Si los dos primeros tomos se centraban en la evolución de la estructura sociodemográfica y las dinámicas sociales, el tercer volumen de España 2025 sitúa el foco en la economía, el empleo, la estructura de clases y las desigualdades, mostrando cómo los procesos económicos impactan en la vida social y condicionan las oportunidades vitales. 

A través de cuatro bloques temáticos -estructura económica, empleo y trabajo, estratificación social, y pobreza y desigualdades- los capítulos de este volumen apuntan que se han producido importantes avances pero que sigue habiendo situaciones de vulnerabilidad social, así como mejoras estructurales que conviven con la reproducción de desigualdades. 

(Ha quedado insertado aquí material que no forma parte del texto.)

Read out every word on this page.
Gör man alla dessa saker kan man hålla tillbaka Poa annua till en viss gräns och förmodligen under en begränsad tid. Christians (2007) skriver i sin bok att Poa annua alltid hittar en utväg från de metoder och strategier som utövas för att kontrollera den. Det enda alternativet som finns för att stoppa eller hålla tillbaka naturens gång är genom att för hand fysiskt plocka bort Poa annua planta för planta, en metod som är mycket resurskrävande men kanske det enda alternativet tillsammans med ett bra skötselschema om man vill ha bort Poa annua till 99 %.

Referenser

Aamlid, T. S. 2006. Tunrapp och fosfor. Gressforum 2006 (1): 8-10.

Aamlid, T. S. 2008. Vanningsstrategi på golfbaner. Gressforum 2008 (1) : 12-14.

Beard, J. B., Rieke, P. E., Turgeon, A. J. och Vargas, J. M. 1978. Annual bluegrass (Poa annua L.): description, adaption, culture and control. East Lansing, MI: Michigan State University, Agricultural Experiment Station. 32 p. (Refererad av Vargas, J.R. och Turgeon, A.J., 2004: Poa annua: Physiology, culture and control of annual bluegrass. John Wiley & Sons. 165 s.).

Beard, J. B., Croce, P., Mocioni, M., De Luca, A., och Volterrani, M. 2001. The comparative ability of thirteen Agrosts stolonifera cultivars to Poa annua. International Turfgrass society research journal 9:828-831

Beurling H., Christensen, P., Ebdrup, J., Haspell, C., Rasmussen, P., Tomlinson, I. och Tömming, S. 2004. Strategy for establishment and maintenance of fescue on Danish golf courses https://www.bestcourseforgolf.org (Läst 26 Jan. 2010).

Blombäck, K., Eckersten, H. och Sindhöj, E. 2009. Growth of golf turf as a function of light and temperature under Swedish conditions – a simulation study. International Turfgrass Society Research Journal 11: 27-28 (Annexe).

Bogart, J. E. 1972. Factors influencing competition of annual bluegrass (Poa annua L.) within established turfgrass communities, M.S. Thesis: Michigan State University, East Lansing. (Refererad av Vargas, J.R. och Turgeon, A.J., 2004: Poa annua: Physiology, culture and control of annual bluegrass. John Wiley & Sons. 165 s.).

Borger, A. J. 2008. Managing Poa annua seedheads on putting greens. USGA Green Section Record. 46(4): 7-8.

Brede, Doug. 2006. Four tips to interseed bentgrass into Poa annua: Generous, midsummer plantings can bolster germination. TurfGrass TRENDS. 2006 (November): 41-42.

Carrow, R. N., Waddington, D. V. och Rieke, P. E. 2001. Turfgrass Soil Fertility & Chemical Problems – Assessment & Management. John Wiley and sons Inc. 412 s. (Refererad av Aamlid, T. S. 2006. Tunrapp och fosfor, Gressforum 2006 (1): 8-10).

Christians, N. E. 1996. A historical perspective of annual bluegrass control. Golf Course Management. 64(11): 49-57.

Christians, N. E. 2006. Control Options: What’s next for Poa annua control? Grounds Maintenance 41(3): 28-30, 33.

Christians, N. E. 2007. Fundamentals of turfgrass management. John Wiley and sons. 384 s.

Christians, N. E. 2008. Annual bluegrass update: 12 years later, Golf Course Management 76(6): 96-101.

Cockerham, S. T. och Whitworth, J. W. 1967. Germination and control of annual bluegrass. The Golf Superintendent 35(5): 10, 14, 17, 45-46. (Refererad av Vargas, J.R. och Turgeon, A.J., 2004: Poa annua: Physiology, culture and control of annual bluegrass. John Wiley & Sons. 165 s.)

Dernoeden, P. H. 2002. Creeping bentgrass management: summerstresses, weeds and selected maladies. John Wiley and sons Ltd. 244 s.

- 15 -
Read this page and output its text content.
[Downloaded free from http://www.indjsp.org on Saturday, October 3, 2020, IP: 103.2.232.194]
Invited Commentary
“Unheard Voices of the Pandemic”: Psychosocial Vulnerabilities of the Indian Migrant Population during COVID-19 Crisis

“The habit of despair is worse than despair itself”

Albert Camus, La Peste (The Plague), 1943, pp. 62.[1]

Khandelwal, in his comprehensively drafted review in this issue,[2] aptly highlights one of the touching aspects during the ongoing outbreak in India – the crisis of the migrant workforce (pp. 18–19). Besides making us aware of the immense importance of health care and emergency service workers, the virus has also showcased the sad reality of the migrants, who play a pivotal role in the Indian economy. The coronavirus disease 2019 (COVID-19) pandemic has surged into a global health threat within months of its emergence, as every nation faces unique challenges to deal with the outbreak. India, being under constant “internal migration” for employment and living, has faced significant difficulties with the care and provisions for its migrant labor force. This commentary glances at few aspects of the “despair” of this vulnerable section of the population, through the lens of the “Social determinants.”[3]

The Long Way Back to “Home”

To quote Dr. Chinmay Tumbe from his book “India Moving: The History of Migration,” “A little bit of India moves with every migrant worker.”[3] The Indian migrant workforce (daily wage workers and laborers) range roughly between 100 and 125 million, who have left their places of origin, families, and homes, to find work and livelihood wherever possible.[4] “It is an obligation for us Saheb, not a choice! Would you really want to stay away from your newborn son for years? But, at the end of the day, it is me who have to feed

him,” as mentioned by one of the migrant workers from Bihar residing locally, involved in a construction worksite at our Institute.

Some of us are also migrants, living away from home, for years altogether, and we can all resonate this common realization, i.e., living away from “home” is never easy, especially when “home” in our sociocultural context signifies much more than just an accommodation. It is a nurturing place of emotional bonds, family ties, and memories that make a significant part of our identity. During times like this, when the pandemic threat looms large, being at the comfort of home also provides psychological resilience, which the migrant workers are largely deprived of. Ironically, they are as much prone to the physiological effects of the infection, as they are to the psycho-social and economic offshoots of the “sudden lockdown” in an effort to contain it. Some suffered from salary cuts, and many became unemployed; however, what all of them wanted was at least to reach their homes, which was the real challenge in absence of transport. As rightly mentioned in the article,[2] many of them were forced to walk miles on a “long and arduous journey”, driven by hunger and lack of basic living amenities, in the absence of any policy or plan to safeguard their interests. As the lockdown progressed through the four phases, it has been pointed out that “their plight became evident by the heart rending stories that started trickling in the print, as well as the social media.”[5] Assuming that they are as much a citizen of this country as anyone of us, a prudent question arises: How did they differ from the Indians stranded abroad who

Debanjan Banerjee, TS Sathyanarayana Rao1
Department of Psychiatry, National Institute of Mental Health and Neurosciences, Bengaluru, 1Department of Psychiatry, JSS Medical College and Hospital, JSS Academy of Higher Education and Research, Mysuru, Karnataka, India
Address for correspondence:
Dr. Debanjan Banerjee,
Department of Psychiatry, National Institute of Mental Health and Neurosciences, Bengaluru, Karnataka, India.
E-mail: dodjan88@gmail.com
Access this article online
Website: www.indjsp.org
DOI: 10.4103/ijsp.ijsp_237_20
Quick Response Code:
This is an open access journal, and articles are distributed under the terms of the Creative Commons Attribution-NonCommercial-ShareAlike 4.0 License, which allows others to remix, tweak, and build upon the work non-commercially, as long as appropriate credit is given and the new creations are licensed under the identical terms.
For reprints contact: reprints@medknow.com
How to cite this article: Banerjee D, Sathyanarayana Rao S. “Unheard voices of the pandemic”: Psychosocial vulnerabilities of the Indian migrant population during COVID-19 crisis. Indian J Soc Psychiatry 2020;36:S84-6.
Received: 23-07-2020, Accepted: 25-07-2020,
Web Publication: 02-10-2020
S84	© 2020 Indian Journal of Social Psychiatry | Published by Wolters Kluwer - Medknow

 Se muestra una economía española relativamente resiliente, pero condicionada por la digitalización, el envejecimiento demográfico y la evolución de sectores estratégicos como el turismo. 

Aquí se destaca cómo los patrones de consumo, la sostenibilidad de las pensiones y las transformaciones productivas están estrechamente vinculados a dinámicas sociales más amplias.

Se subraya el papel central del empleo como eje de integración social y, al mismo tiempo, como principal generador de desigualdad. A pesar de las mejoras recientes, persisten la segmentación laboral, las brechas de calidad del empleo y las desigualdades estructurales que afectan a jóvenes, mujeres y personas con menor cualificación.
En relación con la estratificación, se muestra una sociedad donde las clases sociales no desaparecen, sino que se recomponen. La desigualdad de renta, la movilidad social desigual y la distancia entre posiciones objetivas y percepciones subjetivas apuntan a que estamos ante un modelo complejo y vulnerable a la reproducción de desigualdades.

El cierre del volumen pone el foco en la exclusión social y la pobreza como fenómenos estructurales. Así, queda en evidencia que, aunque se han producido avances, la desigualdad sigue arraigada en factores familiares, laborales y educativos que requieren políticas sostenidas y transformadoras.


Capítulo 42. Carles Manera. Sobre la reciente evolución económica de España

“La economía española tiene fortalezas importantes, que la diferencian de otras economías europeas. Esto lo dicen todas las instituciones solventes. Refleja un país serio en el que se confía. Y esta evolución positiva se explica por varios factores: la importancia de la inversión pública propia y de proyectos europeos, por un lado, la evolución del turismo, con gran avance desde 2022 (casi 100 millones de turistas en 2025); vendemos más al exterior: mercancías y servicios más avanzados y nos hemos adaptado mejor a los impactos negativos de los shocks energéticos. Tenemos un dinámico mercado laboral con más de 21 millones de ocupados, y una tasa de paro del 10%, la más baja desde 2008; la subida del Salario Mínimo ha mejorado el consumo y ha contribuido a reducir la desigualdad”

Capítulo 44. Luis Enrique Alonso, Nuevas formas de consumo: la consolidación de la compra digital y sus implicaciones sociales

PENDIENTE APORTAR CITA

Capítulo 54. Obdulia Taboadela Alvarez. Del ser al creer. Las clases medias en la España del siglo XXI

La clase social no solo se mide: también se imagina. El estudio muestra que existe una clara tendencia a que una gran parte de la población española se identifique como clase media, incluso cuando su posición económica o laboral no coincide con esa categoría. Los ingresos son el factor que más influye en esta autopercepción, aunque también intervienen la educación, la ocupación y elementos ideológicos. Es decir, no basta con saber qué clase se tiene, sino también qué clase se cree ser. La clase subjetiva no sustituye a la objetiva, pero sí añade matices clave para comprender identidades, actitudes y comportamientos electorales en una sociedad más compleja, desigual y políticamente volátil”.